Ambulance workers on the picket line outside Waterloo ambulance station in London

Last week, Barts urged pregnant women who were expecting to give birth to make their own way to hospital ahead of the paramedics’ strike. It came after the LAS declared a “business continuity” incident and said Londoners without a life-threatening condition were unlikely to get an ambulance during the strike.

Striking paramedics have cited handover delays, alongside pay, as one of their main reasons for staging industrial action and say it is evidence that the system is collapsing under pressure.

Dr John Martin, chief paramedic at the LAS, said last week that London paramedics were spending entire shifts taking care of patients waiting to be discharged into A&E.

“Hospital handover delays are at the top of the list of issues for our members… they can spend a whole shift outside hospital waiting to hand over a patient. That has a huge impact on paramedics, families and the patients themselves,” he told the Health and Social Care Committee.

“We pride ourselves on having great paramedic education. It’s really frustrating when you can’t use that on patients on your shift.”

The South Western Ambulance Service on Thursday declared a critical incident due to “extreme pressures”.

As of 11.30am on Wednesday, 482 patients were waiting for ambulances across the South West, with 106 patients awaiting handover at hospitals in the region.

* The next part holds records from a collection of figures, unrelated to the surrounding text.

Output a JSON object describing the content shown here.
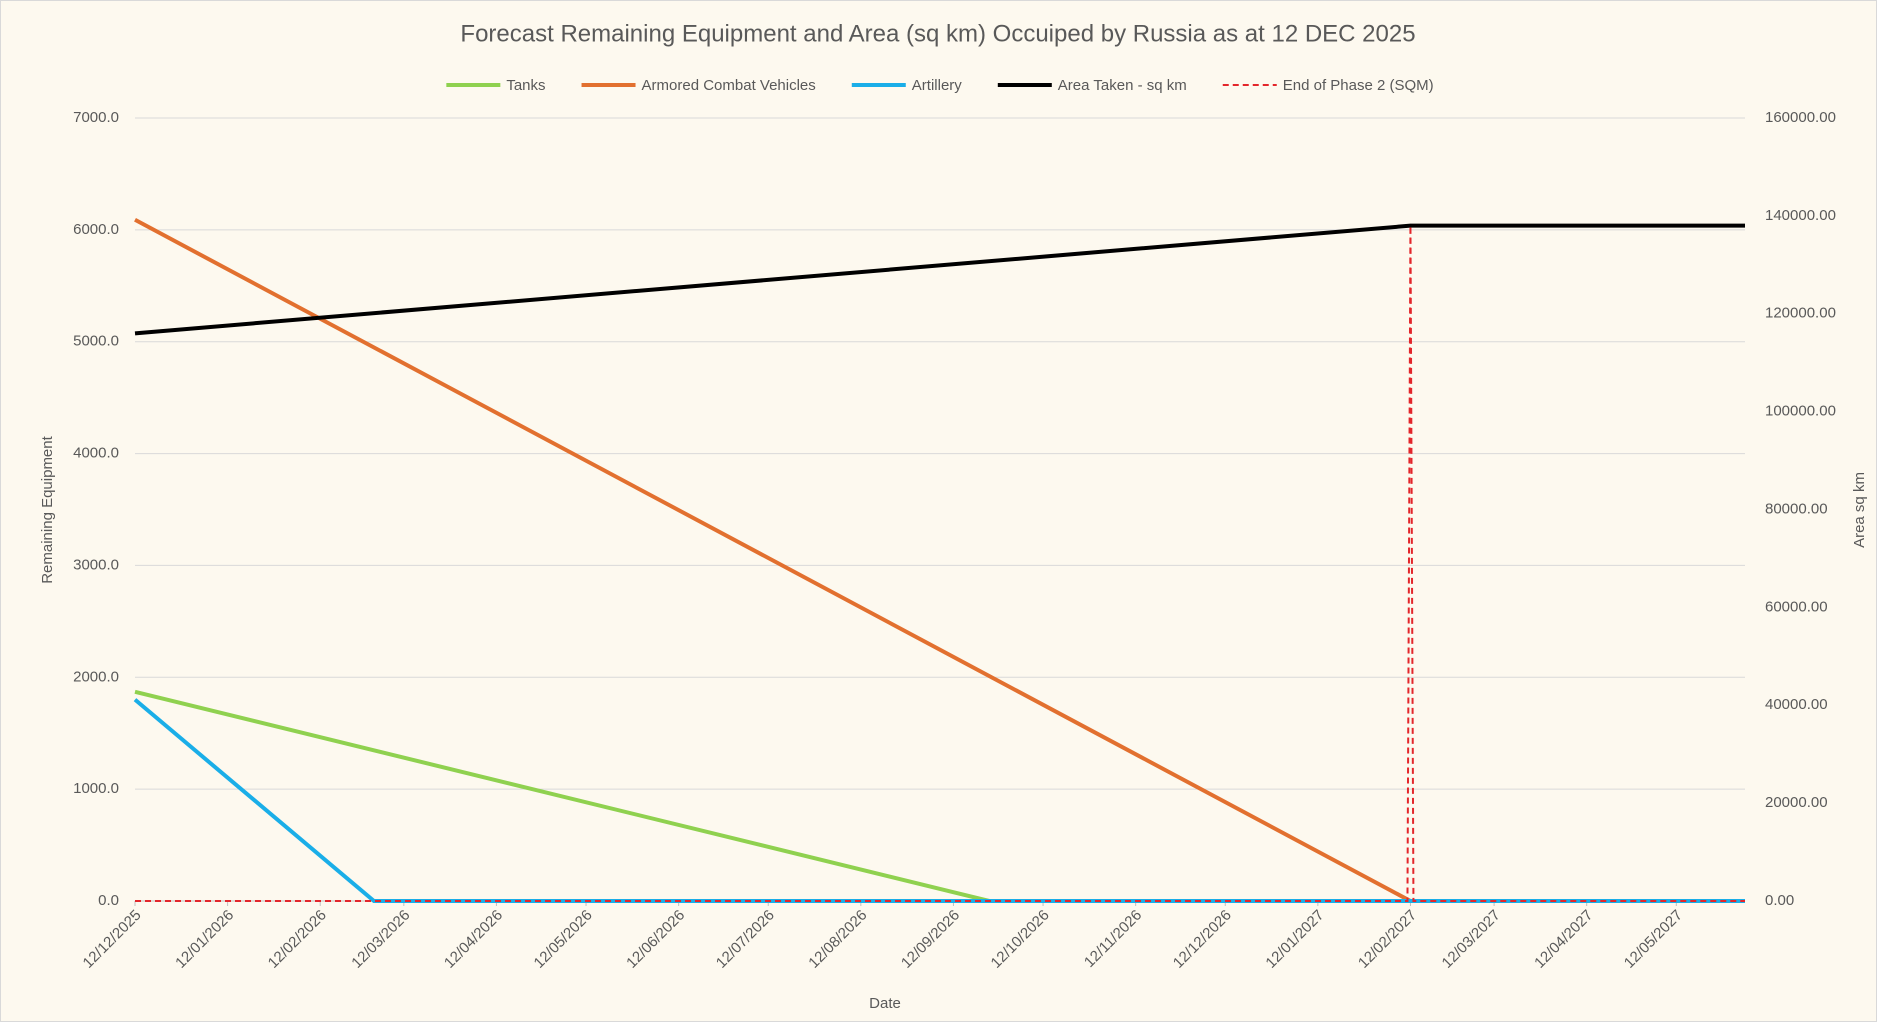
{
  "chart_data": {
    "type": "line",
    "title": "Forecast Remaining Equipment and Area (sq km) Occuiped by Russia as at 12 DEC 2025",
    "x_label": "Date",
    "y_label": "Remaining Equipment",
    "y2_label": "Area sq km",
    "grid": true,
    "legend": "top",
    "xlim": [
      "2025-12-12",
      "2027-06-04"
    ],
    "xticks": [
      {
        "value": "2025-12-12",
        "label": "12/12/2025"
      },
      {
        "value": "2026-01-12",
        "label": "12/01/2026"
      },
      {
        "value": "2026-02-12",
        "label": "12/02/2026"
      },
      {
        "value": "2026-03-12",
        "label": "12/03/2026"
      },
      {
        "value": "2026-04-12",
        "label": "12/04/2026"
      },
      {
        "value": "2026-05-12",
        "label": "12/05/2026"
      },
      {
        "value": "2026-06-12",
        "label": "12/06/2026"
      },
      {
        "value": "2026-07-12",
        "label": "12/07/2026"
      },
      {
        "value": "2026-08-12",
        "label": "12/08/2026"
      },
      {
        "value": "2026-09-12",
        "label": "12/09/2026"
      },
      {
        "value": "2026-10-12",
        "label": "12/10/2026"
      },
      {
        "value": "2026-11-12",
        "label": "12/11/2026"
      },
      {
        "value": "2026-12-12",
        "label": "12/12/2026"
      },
      {
        "value": "2027-01-12",
        "label": "12/01/2027"
      },
      {
        "value": "2027-02-12",
        "label": "12/02/2027"
      },
      {
        "value": "2027-03-12",
        "label": "12/03/2027"
      },
      {
        "value": "2027-04-12",
        "label": "12/04/2027"
      },
      {
        "value": "2027-05-12",
        "label": "12/05/2027"
      }
    ],
    "ylim": [
      0,
      7000
    ],
    "yticks": [
      {
        "value": 0,
        "label": "0.0"
      },
      {
        "value": 1000,
        "label": "1000.0"
      },
      {
        "value": 2000,
        "label": "2000.0"
      },
      {
        "value": 3000,
        "label": "3000.0"
      },
      {
        "value": 4000,
        "label": "4000.0"
      },
      {
        "value": 5000,
        "label": "5000.0"
      },
      {
        "value": 6000,
        "label": "6000.0"
      },
      {
        "value": 7000,
        "label": "7000.0"
      }
    ],
    "y2lim": [
      0,
      160000
    ],
    "y2ticks": [
      {
        "value": 0,
        "label": "0.00"
      },
      {
        "value": 20000,
        "label": "20000.00"
      },
      {
        "value": 40000,
        "label": "40000.00"
      },
      {
        "value": 60000,
        "label": "60000.00"
      },
      {
        "value": 80000,
        "label": "80000.00"
      },
      {
        "value": 100000,
        "label": "100000.00"
      },
      {
        "value": 120000,
        "label": "120000.00"
      },
      {
        "value": 140000,
        "label": "140000.00"
      },
      {
        "value": 160000,
        "label": "160000.00"
      }
    ],
    "series": [
      {
        "name": "Tanks",
        "color": "#8fd14f",
        "x": [
          "2025-12-12",
          "2026-09-24",
          "2027-06-04"
        ],
        "values": [
          1870,
          0,
          0
        ]
      },
      {
        "name": "Armored Combat Vehicles",
        "color": "#e2702f",
        "x": [
          "2025-12-12",
          "2027-02-12",
          "2027-06-04"
        ],
        "values": [
          6090,
          0,
          0
        ]
      },
      {
        "name": "Artillery",
        "color": "#1aaee8",
        "x": [
          "2025-12-12",
          "2026-03-02",
          "2027-06-04"
        ],
        "values": [
          1800,
          0,
          0
        ]
      },
      {
        "name": "Area Taken - sq km",
        "color": "#000000",
        "axis": "y2",
        "x": [
          "2025-12-12",
          "2027-02-12",
          "2027-06-04"
        ],
        "values": [
          116000,
          138000,
          138000
        ]
      },
      {
        "name": "End of Phase 2 (SQM)",
        "color": "#e3262b",
        "axis": "y2",
        "dashed": true,
        "x": [
          "2025-12-12",
          "2027-02-11",
          "2027-02-12",
          "2027-02-13",
          "2027-06-04"
        ],
        "values": [
          0,
          0,
          138000,
          0,
          0
        ]
      }
    ]
  }
}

The incident follows the same declaration by North East Ambulance Service on Tuesday due to “unprecedented” pressure after the holidays.

Critical incident status means that ambulance trusts cannot provide usual critical services and patients may face harm.

Saffron Cordery, interim chief executive at NHS Providers, urged the Government to talk to unions as “soon as possible” to avoid further strikes piling pressure on the NHS.

She said: “With ambulance handover delays having increased by a third in the last week, trust leaders are extremely worried as strike action threatens to aggravate an already deeply challenging situation."

Meanwhile, the Standard revealed last week that over a million Londoners were on a waiting list for treatment at the end of October.

More than 30,000 people were waiting longer than 52 weeks for treatment, the figures showed, while 2,025 were waiting longer than 78 weeks. However, the figures did show improvement in some areas with nearly two-thirds of patients (64.6 per cent) seen within 18 weeks, a rise of 0.8 per cent on the month before.

A spokesperson for the NHS in London said: “The NHS in London is experiencing record demand for urgent and emergency care, including an increase in flu and Covid hospitalisations, as is the case across the country.

“We have however, prepared for winter like never before with more beds, extra 111 call handlers, expanding the use of 24/7 control centres across the capital for urgent and emergency care and additional respiratory hubs, but with flu hospitalisations and Covid cases on the rise the best things you can do to protect yourself and others is to get vaccinated if you’re eligible.”